Menteri BUMN Klaim Pembangunan Negara Sudah Benar, Demokrat: Faktanya APBN Alami Defisit Cukup Tinggi
Pada 2020, pertumbuhan bahkan terkontraksi -2,07 persen. Bandingkan sepanjang 2004-2014 yang rata-rata pertumbuhan mencapai 5,69 persen
27 Januari 2023 19:11 WIB

Syarif Hasan | Aktual.com |
Syarief menilai, dengan rendahnya laju pertumbuhan dan PDB per kapita, tidak heran jika tingkat pengangguran dan kemiskinan juga masih tinggi. Sepanjang 2005-2014, rata-rata pertumbuhan tingkat pengangguran terbuka (TPT) sebesar -4,69 persen, artinya setiap tahun TPT menurun secara konsisten.
Sementara pada era Jokowi, sepanjang 2015-2022, rata-rata pertumbuhan TPT adalah 0,57 persen. TPT justru menunjukkan tren menaik. Begitu juga dengan laju kemiskinan pada era Jokowi yang hanya mampu menurun 0,61 persen, jauh lebih rendah ketimbang periode 2005-2014 yang lajunya menurun sebesar -2,54 persen.
"Jadi tidak aneh jika TPT diakhir periode SBY mampu ditekan jadi 5,94, sementara pada 2021 naik kembali jadi 6,26. Tingkat kemiskinan sepanjang era SBY juga mampu ditekan dari 16,66 pada 2004 jadi 10,96 pada 2014. Pada Maret 2022, angka kemiskinan masih menyentuh angka 9,54," tuturnya.
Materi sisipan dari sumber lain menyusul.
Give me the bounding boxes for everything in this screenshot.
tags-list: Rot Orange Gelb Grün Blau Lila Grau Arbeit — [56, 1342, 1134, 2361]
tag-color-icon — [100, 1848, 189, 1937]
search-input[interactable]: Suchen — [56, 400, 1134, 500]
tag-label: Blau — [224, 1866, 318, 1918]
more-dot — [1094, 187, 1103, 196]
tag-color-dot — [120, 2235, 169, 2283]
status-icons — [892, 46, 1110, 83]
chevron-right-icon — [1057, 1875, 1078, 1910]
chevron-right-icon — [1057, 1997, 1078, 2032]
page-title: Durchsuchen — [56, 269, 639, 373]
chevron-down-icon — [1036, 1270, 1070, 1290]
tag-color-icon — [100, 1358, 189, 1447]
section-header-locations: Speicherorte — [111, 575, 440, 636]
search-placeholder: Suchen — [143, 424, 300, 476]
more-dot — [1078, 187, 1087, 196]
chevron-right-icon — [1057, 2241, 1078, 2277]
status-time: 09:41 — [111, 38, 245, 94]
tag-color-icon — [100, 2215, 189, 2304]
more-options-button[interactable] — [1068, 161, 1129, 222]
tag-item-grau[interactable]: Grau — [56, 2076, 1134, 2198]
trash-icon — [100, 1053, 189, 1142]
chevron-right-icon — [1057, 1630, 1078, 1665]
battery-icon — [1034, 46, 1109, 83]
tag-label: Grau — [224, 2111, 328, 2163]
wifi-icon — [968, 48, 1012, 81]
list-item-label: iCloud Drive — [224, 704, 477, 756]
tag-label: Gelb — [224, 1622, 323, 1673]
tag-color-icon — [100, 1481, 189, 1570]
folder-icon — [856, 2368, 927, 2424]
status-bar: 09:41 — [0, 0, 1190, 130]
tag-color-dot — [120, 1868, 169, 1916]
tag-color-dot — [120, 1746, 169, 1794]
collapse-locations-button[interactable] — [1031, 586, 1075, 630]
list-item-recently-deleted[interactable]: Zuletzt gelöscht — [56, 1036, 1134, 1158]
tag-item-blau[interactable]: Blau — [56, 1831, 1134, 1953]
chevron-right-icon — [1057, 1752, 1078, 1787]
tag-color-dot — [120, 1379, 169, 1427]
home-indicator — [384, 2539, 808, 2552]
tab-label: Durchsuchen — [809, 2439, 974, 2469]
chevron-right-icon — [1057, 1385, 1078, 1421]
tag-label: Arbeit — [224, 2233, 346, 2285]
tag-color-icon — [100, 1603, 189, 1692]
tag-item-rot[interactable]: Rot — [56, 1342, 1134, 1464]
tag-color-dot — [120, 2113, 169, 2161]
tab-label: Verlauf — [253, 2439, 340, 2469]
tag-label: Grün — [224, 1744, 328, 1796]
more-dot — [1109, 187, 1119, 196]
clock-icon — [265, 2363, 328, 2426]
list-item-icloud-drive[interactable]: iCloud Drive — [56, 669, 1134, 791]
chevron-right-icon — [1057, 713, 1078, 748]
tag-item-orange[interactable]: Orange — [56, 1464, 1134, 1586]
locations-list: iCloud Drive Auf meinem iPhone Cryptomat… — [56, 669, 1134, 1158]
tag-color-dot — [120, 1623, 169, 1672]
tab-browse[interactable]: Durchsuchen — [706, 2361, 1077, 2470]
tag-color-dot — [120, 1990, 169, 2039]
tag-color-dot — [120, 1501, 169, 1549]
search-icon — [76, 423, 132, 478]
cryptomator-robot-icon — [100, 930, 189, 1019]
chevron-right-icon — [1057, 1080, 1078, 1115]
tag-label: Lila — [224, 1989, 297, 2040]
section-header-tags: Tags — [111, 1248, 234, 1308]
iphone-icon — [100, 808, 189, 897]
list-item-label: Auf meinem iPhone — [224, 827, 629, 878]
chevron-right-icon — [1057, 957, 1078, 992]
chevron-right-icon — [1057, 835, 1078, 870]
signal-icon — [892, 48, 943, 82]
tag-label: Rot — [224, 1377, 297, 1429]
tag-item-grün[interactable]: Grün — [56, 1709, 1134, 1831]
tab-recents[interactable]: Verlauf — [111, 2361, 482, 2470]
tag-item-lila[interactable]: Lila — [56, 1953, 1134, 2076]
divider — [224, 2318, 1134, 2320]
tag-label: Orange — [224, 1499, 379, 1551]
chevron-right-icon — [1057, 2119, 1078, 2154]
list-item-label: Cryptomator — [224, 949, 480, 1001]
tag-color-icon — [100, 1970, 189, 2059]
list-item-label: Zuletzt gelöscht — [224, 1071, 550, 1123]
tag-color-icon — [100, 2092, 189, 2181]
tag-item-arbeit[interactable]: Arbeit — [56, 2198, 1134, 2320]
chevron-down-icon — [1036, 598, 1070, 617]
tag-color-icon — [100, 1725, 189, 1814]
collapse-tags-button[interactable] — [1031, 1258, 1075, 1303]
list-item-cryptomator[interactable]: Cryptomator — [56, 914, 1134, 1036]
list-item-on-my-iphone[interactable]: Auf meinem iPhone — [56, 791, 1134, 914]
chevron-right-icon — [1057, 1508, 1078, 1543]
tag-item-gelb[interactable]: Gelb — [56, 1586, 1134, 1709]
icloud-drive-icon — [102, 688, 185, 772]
Cek Disini! Link Pengumuman Hasil Tes TKD dan Akhlak Rekrutmen Bersama BUMN Batch 2
Tak sampai di situ, Syarif juga mempertanyakan klaim keberhasilan pembangunan era Jokowi terkait kinerja pengelolaan fiskal. Defisit APBN mencapai angka Rp 468 triliun sepanjang 2015-2023, jauh lebih tinggi dibandingkan periode 2004-2014 yang hanya Rp 119 triliun. Defisit APBN ini berkaitan dengan kinerja pajak dan utang pemerintah.
"Tidak aneh jika kinerja pajak pada era Jokowi hanya mencapai 87 persen, lebih rendah dari era SBY yang mencatat realisasi rata-rata 97,9 persen. Pada akhirnya pemerintah berutang dan menyisakan beban bagi generasi mendatang," tuturnya.
Sepanjang 2015-2022, utang bertumbuh rata-rata sebesar 6,45 persen, berkebalikan dengan kinerja utang pada 2004-2014 yang tumbuh -7,61 persen. Artinya, sepanjang pemerintahan SBY, jumlah utang terus berkurang, dari rasio utang sebesar 56,5 pada 2004 turun drastis menjadi 24,7 pada 2014.
Menurutnya hal ini berkebalikan dengan era Jokowi, yang jumlah utang semakin membengkak, dengan rasio sebesar 39,56 pada 2022.
“Dengan berbagai indikator pembangunan ini, apakah menjadi pantas mendasarkan kinerja pembangunan pada survei persepsi? Persepsi adalah opini, bukan fakta. Saya menilai kita perlu menyampaikan fakta apa adanya, mendasarkan pada ukuran yang baku dan presisi," kata Syarif.
"Apresiasi kinerja memang sesuatu yang wajar dilakukan, namun jika hal itu didasarkan pada opini belaka, pemerintah hanya sebatas menyampaikan klaim. Padahal klaim tanpa fakta bukanlah bentuk edukasi publik yang baik," pungkasnya.